La primera huelga de mi vida me dejó cicatrices. En general, no me preocupaban mucho los conflictos de la Enseñanza. Pero la FEUU había decretado dos días de huelga, los de Secundaria adhirieron y yo ni siquiera había preguntado el motivo. Simplemente pensé que, ya que no iba al Liceo, podía aprovechar para devolverle a Perico un montón de libros que me había prestado en los últimos meses. Perico vivía a pocas cuadras del Miranda, así que coloqué varios Freud, Jung y Adler en el portafolio que llevaba diariamente al Liceo, puse otros más en una bolsa, tomé un ómnibus, luego otro, y me bajé a la altura del Legislativo.

Lentamente (los libros pesan) me dirigí hacia la calle Sierra. A lo lejos distinguí la figura inconfundible de Tomasito Robles, conocido como el Campeón (había ganado varias competencias atléticas para menores). Me hizo una seña y empezó a acercarse. El Campeón era buen atleta pero mal estudiante. Me llevaba dos años y sin embargo repetía cuarto y estaba en mi clase. Pasaba por comunista y era un eficaz organizador de paros, huelgas, protestas, manifiestos, etc.

Lo esperé, cargado con los libros, pero cuando estuvo por fin frente a mí, me gritó «¡Carnero! ¡Rompehuelgas!», y, sin decir agua va, me encajó tremendo piñazo en el pómulo derecho, que se me puso enseguida como un farol. Mientras me agachaba para dejar en el suelo mi carga libresca y tratar de defenderme, alcancé a gritarle: «Pero, Campeón, ¿qué te pasa? ¿Estás loco? ¡Yo no soy carnero!». «¿Ah, no? ¿Y a dónde vas con todo eso? ¿No vas a clase?» «No, Campeón, voy a devolverle unos libros a Perico, que me los prestó y vive aquí cerca.» Y le mostré mi carga para que viera que no eran libros de texto. Tomasito se puso rojo. «Perdoname, Flaco», dijo casi llorando. Y volvía a repetir: «Perdoname, Flaco. ¿Cómo pude hacerte eso con lo mucho que te quiero y con todo lo que me soplás en clase? Perdoname, Flaco. De veras perdoname». Lo perdoné, claro, a pesar de que el pómulo derecho seguía haciendo señales como el faro del Cerro.
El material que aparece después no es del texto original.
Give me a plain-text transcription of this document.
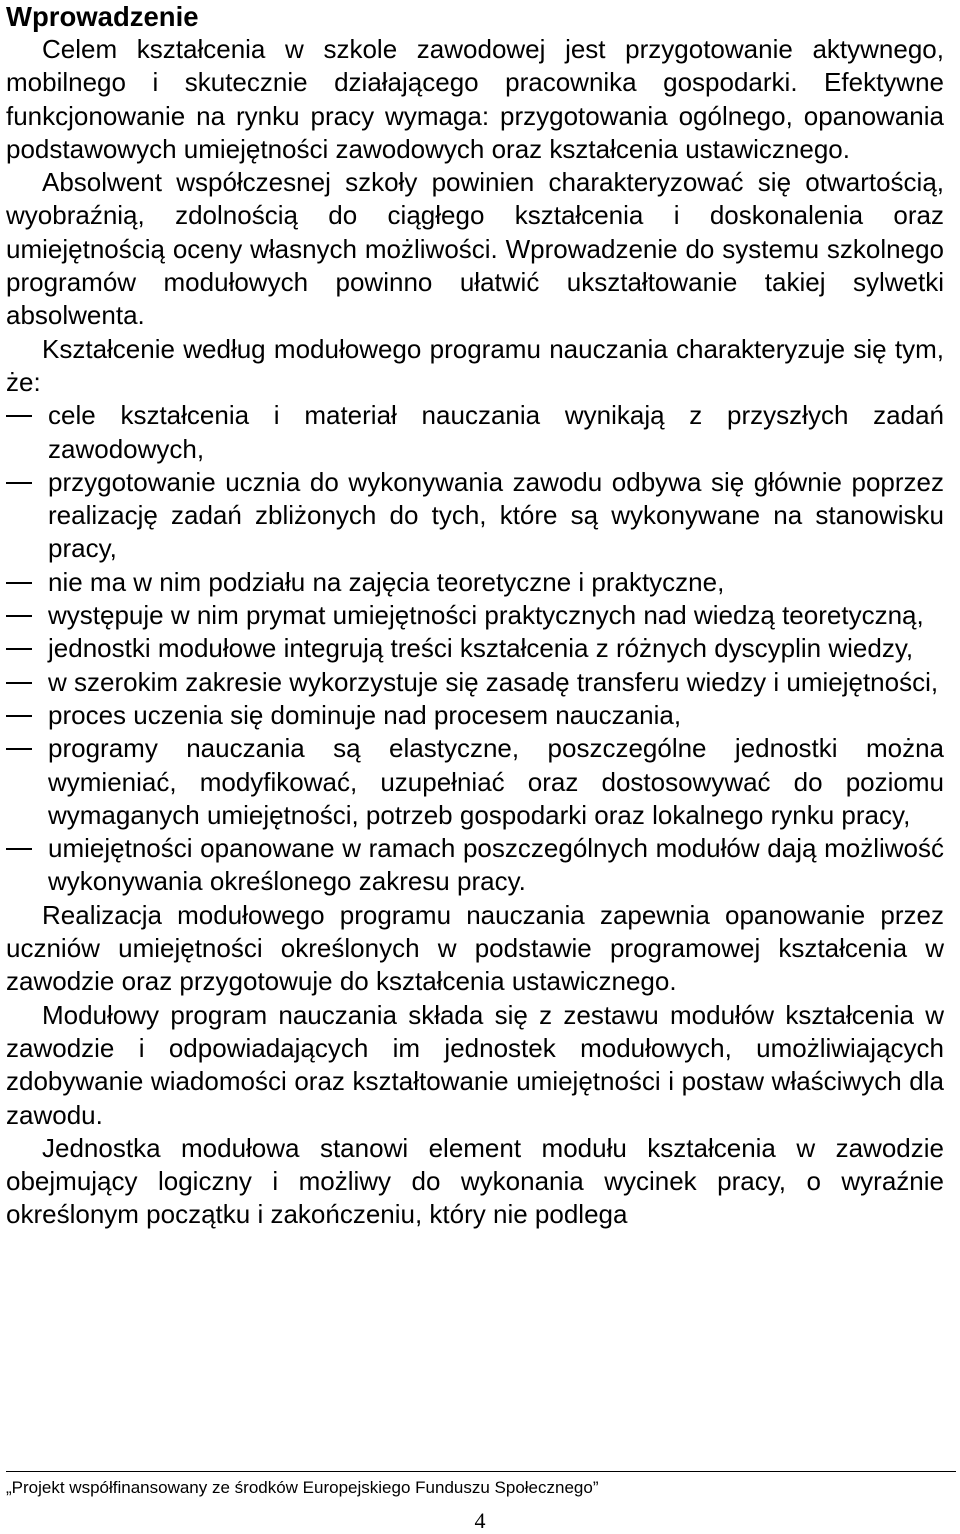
Wprowadzenie

Celem kształcenia w szkole zawodowej jest przygotowanie aktywnego, mobilnego i skutecznie działającego pracownika gospodarki. Efektywne funkcjonowanie na rynku pracy wymaga: przygotowania ogólnego, opanowania podstawowych umiejętności zawodowych oraz kształcenia ustawicznego.

Absolwent współczesnej szkoły powinien charakteryzować się otwartością, wyobraźnią, zdolnością do ciągłego kształcenia i doskonalenia oraz umiejętnością oceny własnych możliwości. Wprowadzenie do systemu szkolnego programów modułowych powinno ułatwić ukształtowanie takiej sylwetki absolwenta.

Kształcenie według modułowego programu nauczania charakteryzuje się tym, że:

cele kształcenia i materiał nauczania wynikają z przyszłych zadań zawodowych,
przygotowanie ucznia do wykonywania zawodu odbywa się głównie poprzez realizację zadań zbliżonych do tych, które są wykonywane na stanowisku pracy,
nie ma w nim podziału na zajęcia teoretyczne i praktyczne,
występuje w nim prymat umiejętności praktycznych nad wiedzą teoretyczną,
jednostki modułowe integrują treści kształcenia z różnych dyscyplin wiedzy,
w szerokim zakresie wykorzystuje się zasadę transferu wiedzy i umiejętności,
proces uczenia się dominuje nad procesem nauczania,
programy nauczania są elastyczne, poszczególne jednostki można wymieniać, modyfikować, uzupełniać oraz dostosowywać do poziomu wymaganych umiejętności, potrzeb gospodarki oraz lokalnego rynku pracy,
umiejętności opanowane w ramach poszczególnych modułów dają możliwość wykonywania określonego zakresu pracy.

Realizacja modułowego programu nauczania zapewnia opanowanie przez uczniów umiejętności określonych w podstawie programowej kształcenia w zawodzie oraz przygotowuje do kształcenia ustawicznego.

Modułowy program nauczania składa się z zestawu modułów kształcenia w zawodzie i odpowiadających im jednostek modułowych, umożliwiających zdobywanie wiadomości oraz kształtowanie umiejętności i postaw właściwych dla zawodu.

Jednostka modułowa stanowi element modułu kształcenia w zawodzie obejmujący logiczny i możliwy do wykonania wycinek pracy, o wyraźnie określonym początku i zakończeniu, który nie podlega

„Projekt współfinansowany ze środków Europejskiego Funduszu Społecznego”
4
A toda costa quiso invitarme con un imperial y fuimos a una cervecería alemana que quedaba a espaldas del Palacio. Allí, como muestra de confianza, me contó su historia. El padre le pegaba a la madre diariamente. «¿Y ella qué hace?» «Llora, sólo eso.» «¿Y vos?» «Yo lo agarro al viejo de un brazo y trato de apartarlo, pero acaba golpeándome a mí también y tirándome al suelo.» «Pero, Tomasito, con ese lomo que Dios te ha dado… » «El viejo es mucho más grandote que yo. Y además no puedo ni quiero pegarle, sólo pretendo que no le dé la biaba a la vieja.» «¿Y por qué le pega?» «Dice que la vieja tuvo un amante (él dice «un querido») hace como veinte años y hasta sospecha (esto sólo lo suelta cuando viene borracho) que él no es mi padre. ¡Qué no va a ser! Si nos parecemos, no diré como dos gotas de agua, pero sí como dos gotas de grapa. Por eso me cuesta tanto estudiar. Te imaginarás que con ese ambiente no puedo concentrarme.»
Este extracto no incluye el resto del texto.